Multiomic profiling of transplant glomerulopathy reveals a novel T-cell dominant subclass

Kidney transplant (KTx) biopsies showing transplant glomerulopathy (TG) (glomerular basement membrane double contours (cg) > 0) and microvascular inflammation (MVI) in the absence of C4d staining and donor-specific antibodies (DSAs) do not fulfill the criteria for chronic active antibody–mediated rejection (CA-AMR) diagnosis and do not fit into any other Banff category. To investigate this, we initiated a multicenter intercontinental study encompassing 36 cases, comparing the immunomic and transcriptomic profiles of 14 KTx biopsies classified as cg+MVI DSA^-/C4d^- with 22 classified as CA-AMR DSA⁺/C4d⁺ through novel transcriptomic analysis using the NanoString Banff-Human Organ Transplant (B-HOT) panel and subsequent orthogonal subset analysis using two innovative 5-marker multiplex immunofluorescent panels.
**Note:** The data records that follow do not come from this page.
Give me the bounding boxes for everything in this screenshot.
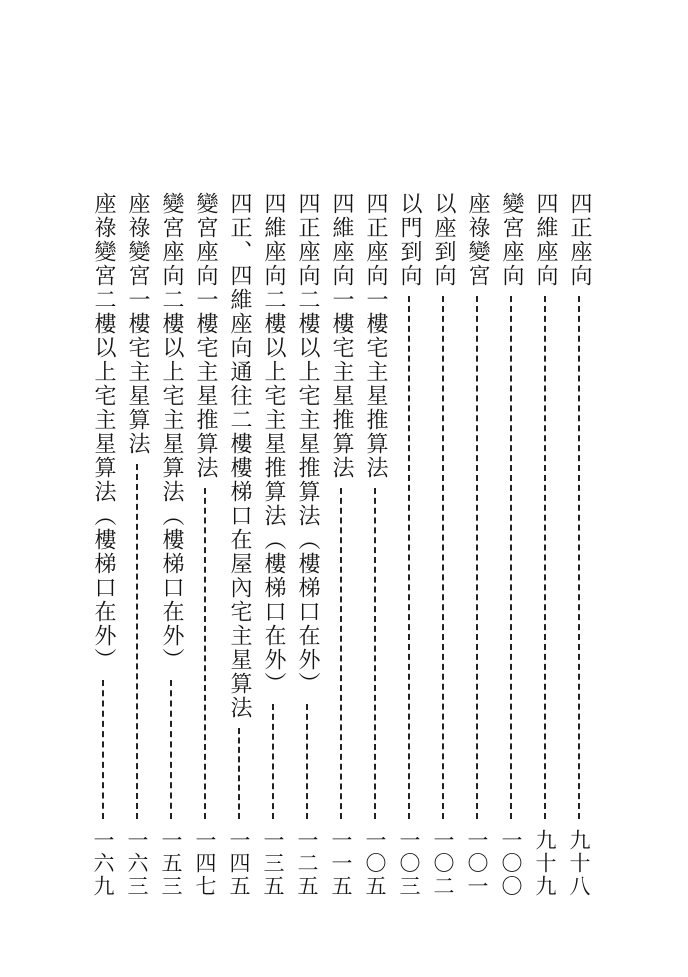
toc-entry <box>463 192 491 917</box>
toc-entry-title: 以座到向 <box>431 192 456 288</box>
toc-entry <box>327 192 355 917</box>
toc-leader-dots <box>340 488 342 819</box>
toc-entry-title: 座祿變宮 <box>465 192 490 288</box>
toc-entry-page: 一一五 <box>329 829 353 898</box>
toc-entry-page: 一〇二 <box>431 829 455 898</box>
toc-entry <box>531 192 559 917</box>
toc-leader-dots <box>170 680 172 819</box>
toc-entry-page: 一六九 <box>91 829 115 898</box>
toc-entry <box>361 192 389 917</box>
toc-entry-title: 變宮座向二樓以上宅主星算法（樓梯口在外） <box>159 192 184 672</box>
toc-entry <box>395 192 423 917</box>
toc-leader-dots <box>136 464 138 819</box>
toc-entry-page: 一六三 <box>125 829 149 898</box>
toc-leader-dots <box>476 296 478 819</box>
toc-leader-dots <box>374 488 376 819</box>
toc-entry <box>497 192 525 917</box>
toc-entry-page: 九十九 <box>533 829 557 898</box>
toc-leader-dots <box>442 296 444 819</box>
toc-entry-title: 座祿變宮二樓以上宅主星算法（樓梯口在外） <box>91 192 116 672</box>
toc-entry-title: 座祿變宮一樓宅主星算法 <box>125 192 150 456</box>
toc-entry-title: 四正座向一樓宅主星推算法 <box>363 192 388 480</box>
toc-entry-title: 四正、四維座向通往二樓樓梯口在屋內宅主星算法 <box>227 192 252 720</box>
toc-entry-title: 四正座向 <box>567 192 592 288</box>
toc-entry <box>89 192 117 917</box>
toc-entry-title: 四正座向二樓以上宅主星推算法（樓梯口在外） <box>295 192 320 696</box>
toc-entry-title: 變宮座向 <box>499 192 524 288</box>
toc-entry-page: 一〇五 <box>363 829 387 898</box>
toc-entry <box>429 192 457 917</box>
toc-entry-title: 四維座向 <box>533 192 558 288</box>
toc-entry-page: 一二五 <box>295 829 319 898</box>
toc-entry-title: 四維座向二樓以上宅主星推算法（樓梯口在外） <box>261 192 286 696</box>
toc-entry-page: 一〇〇 <box>499 829 523 898</box>
toc-entry-page: 九十八 <box>567 829 591 898</box>
toc-entry <box>259 192 287 917</box>
toc-entry <box>191 192 219 917</box>
toc-entry-page: 一四五 <box>227 829 251 898</box>
toc-entry-title: 變宮座向一樓宅主星推算法 <box>193 192 218 480</box>
toc-entry <box>157 192 185 917</box>
toc-leader-dots <box>306 704 308 819</box>
toc-entry-title: 四維座向一樓宅主星推算法 <box>329 192 354 480</box>
toc-leader-dots <box>238 728 240 819</box>
toc-leader-dots <box>544 296 546 819</box>
toc-entry <box>225 192 253 917</box>
toc-entry <box>565 192 593 917</box>
toc-entry-page: 一〇一 <box>465 829 489 898</box>
toc-entry-page: 一三五 <box>261 829 285 898</box>
toc-entry-page: 一〇三 <box>397 829 421 898</box>
toc-leader-dots <box>272 704 274 819</box>
toc-entry-page: 一四七 <box>193 829 217 898</box>
toc-leader-dots <box>578 296 580 819</box>
toc-leader-dots <box>408 296 410 819</box>
toc-leader-dots <box>102 680 104 819</box>
toc-entry <box>123 192 151 917</box>
toc-entry-title: 以門到向 <box>397 192 422 288</box>
toc-entry-page: 一五三 <box>159 829 183 898</box>
toc-entry <box>293 192 321 917</box>
toc-leader-dots <box>510 296 512 819</box>
toc-leader-dots <box>204 488 206 819</box>
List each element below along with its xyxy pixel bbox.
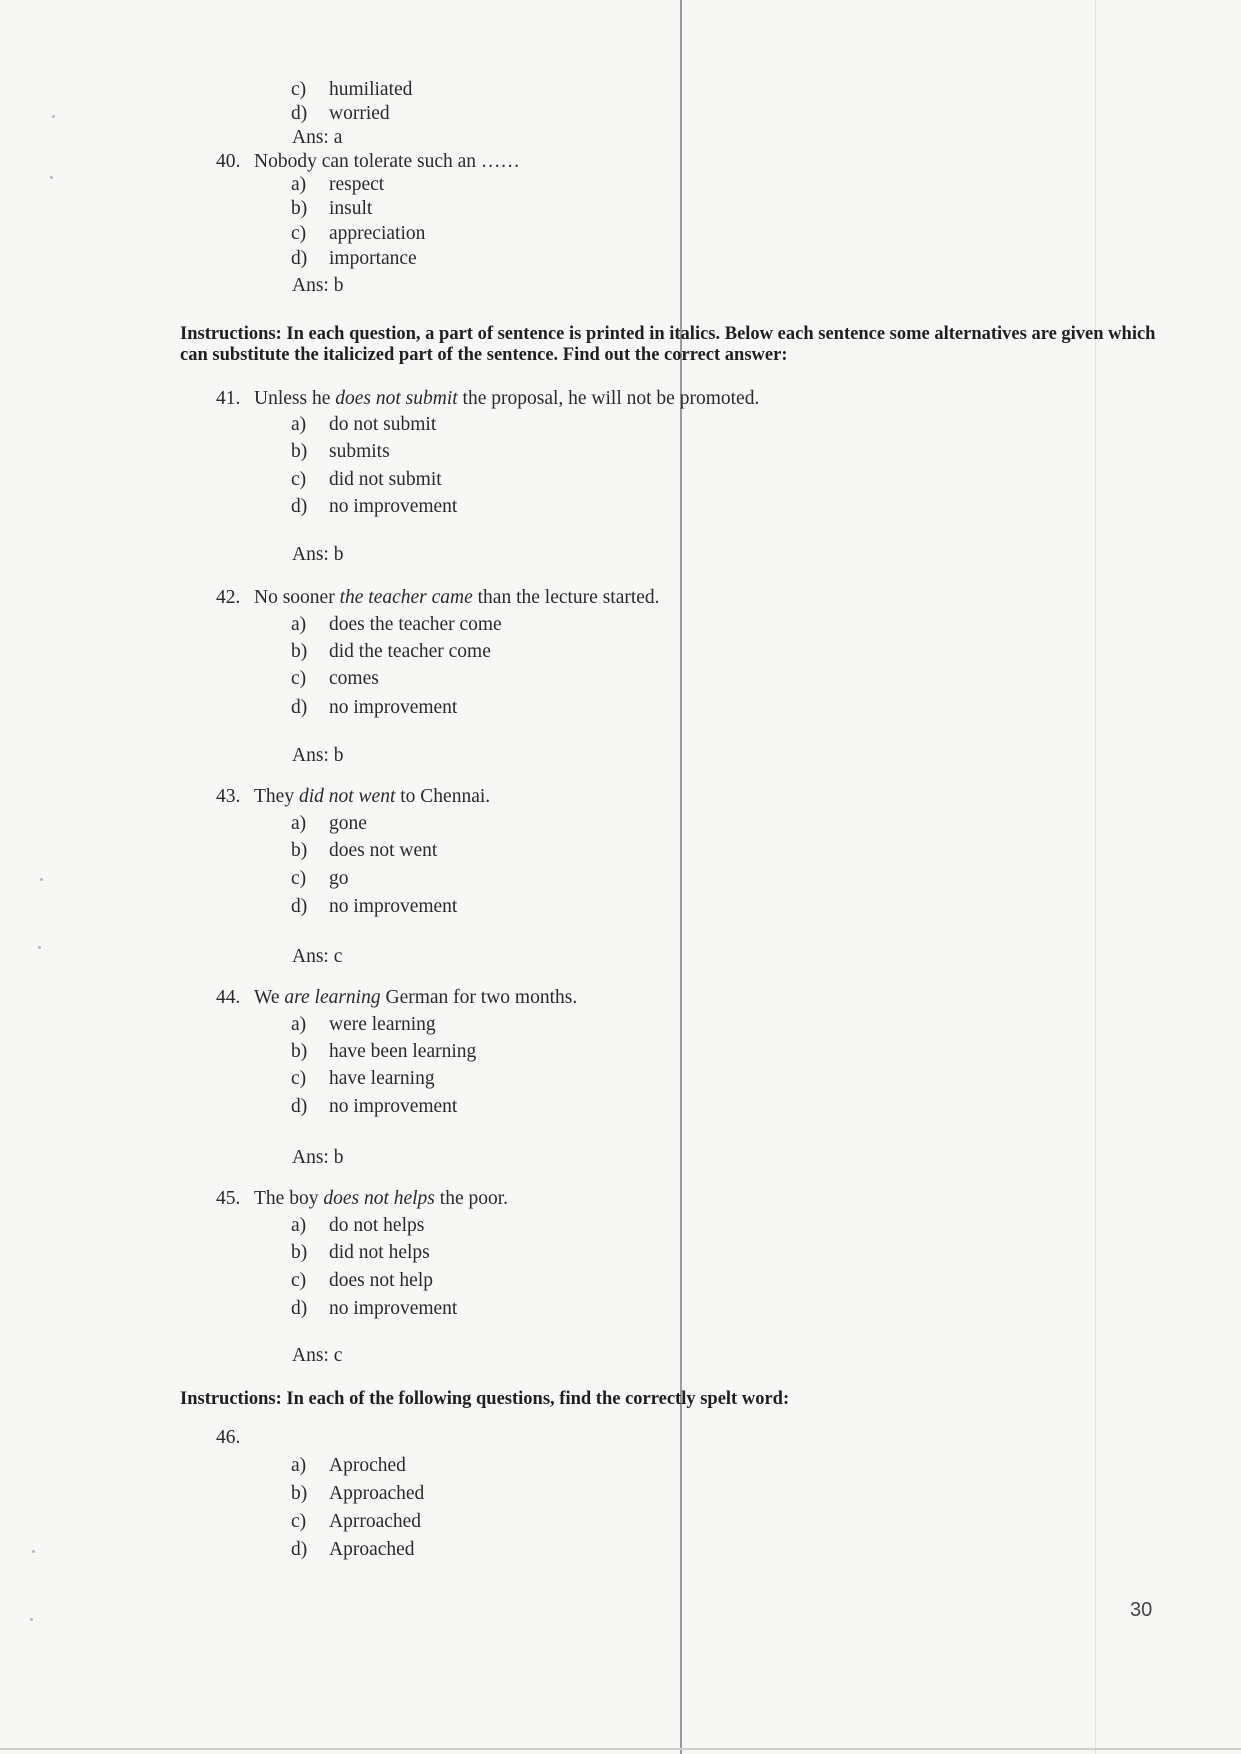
scan-speck: [30, 1618, 33, 1621]
option-b: b) did not helps: [291, 1242, 430, 1263]
option-c: c) did not submit: [291, 469, 442, 490]
option-d: d) Aproached: [291, 1539, 415, 1560]
option-c: c) appreciation: [291, 223, 426, 244]
italicized-part: the teacher came: [339, 587, 473, 608]
italicized-part: does not helps: [323, 1188, 435, 1209]
answer: Ans: a: [292, 127, 343, 148]
option-a: a) do not submit: [291, 414, 437, 435]
option-b: b) did the teacher come: [291, 641, 491, 662]
answer: Ans: b: [292, 544, 344, 565]
scan-fold-line: [680, 0, 682, 1754]
option-c: c) Aprroached: [291, 1511, 422, 1532]
option-b: b) submits: [291, 441, 390, 462]
page-number: 30: [1130, 1599, 1153, 1621]
italicized-part: are learning: [284, 987, 381, 1008]
scan-speck: [50, 176, 53, 179]
option-b: b) Approached: [291, 1483, 425, 1504]
option-c: c) does not help: [291, 1270, 433, 1291]
scan-speck: [40, 878, 43, 881]
option-a: a) gone: [291, 813, 367, 834]
answer: Ans: b: [292, 745, 344, 766]
option-d: d) no improvement: [291, 1096, 458, 1117]
italicized-part: did not went: [298, 786, 396, 807]
scan-speck: [52, 115, 55, 118]
option-d: d) importance: [291, 248, 417, 269]
question-text: 40. Nobody can tolerate such an ……: [216, 151, 520, 172]
option-a: a) Aproched: [291, 1455, 406, 1476]
option-d: d) no improvement: [291, 697, 458, 718]
question-text: 43. They did not went to Chennai.: [216, 786, 491, 807]
question-text: 42. No sooner the teacher came than the lecture started.: [216, 587, 660, 608]
option-b: b) insult: [291, 198, 373, 219]
option-c: c) comes: [291, 668, 379, 689]
option-d: d) no improvement: [291, 896, 458, 917]
scan-speck: [32, 1550, 35, 1553]
answer: Ans: c: [292, 946, 343, 967]
instructions-italics: Instructions: In each question, a part of sentence is printed in italics. Below each sentence some alternatives are given which can substitute the italicized part of the sentence. Find out the correct answer:: [180, 324, 1156, 365]
italicized-part: does not submit: [335, 388, 458, 409]
option-a: a) were learning: [291, 1014, 436, 1035]
scan-edge-line: [1095, 0, 1096, 1754]
question-text: 41. Unless he does not submit the proposal, he will not be promoted.: [216, 388, 760, 409]
answer: Ans: b: [292, 275, 344, 296]
option-d: d) no improvement: [291, 496, 458, 517]
question-text: 45. The boy does not helps the poor.: [216, 1188, 509, 1209]
scan-bottom-edge: [0, 1748, 1241, 1750]
option-c: c) humiliated: [291, 79, 413, 100]
option-c: c) go: [291, 868, 349, 889]
option-d: d) worried: [291, 103, 390, 124]
question-text: 44. We are learning German for two months.: [216, 987, 578, 1008]
option-a: a) does the teacher come: [291, 614, 502, 635]
question-number: 46.: [216, 1427, 241, 1448]
option-b: b) does not went: [291, 840, 438, 861]
option-a: a) do not helps: [291, 1215, 425, 1236]
scan-speck: [38, 946, 41, 949]
option-c: c) have learning: [291, 1068, 435, 1089]
answer: Ans: b: [292, 1147, 344, 1168]
option-d: d) no improvement: [291, 1298, 458, 1319]
option-b: b) have been learning: [291, 1041, 477, 1062]
answer: Ans: c: [292, 1345, 343, 1366]
option-a: a) respect: [291, 174, 385, 195]
instructions-spelling: Instructions: In each of the following questions, find the correctly spelt word:: [180, 1389, 790, 1409]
Nineteen genes were differentially expressed between the two study groups. Samples diagnosed with CA-AMR DSA⁺/C4d⁺ showed a higher glomerular abundance of natural killer cells and higher transcriptomic cell type scores for macrophages in an environment characterized by increased expression of complement-related genes (i.e., C5AR1) and higher activity of angiogenesis, interstitial fibrosis tubular atrophy, CA-AMR, and DSA-related pathways when compared to samples diagnosed with cg+MVI DSA^-/C4d^-. Samples diagnosed with cg+MVI DSA^-/C4d^- displayed a higher glomerular abundance and activity of T cells (CD3⁺, CD3⁺CD8⁺, and CD3⁺CD8^-). Thus, we show that using novel multiomic techniques, KTx biopsies with cg+MVI DSA^-/C4d^- have a prominent T-cell presence and activity, putting forward the possibility that these represent a more T-cell dominant phenotype.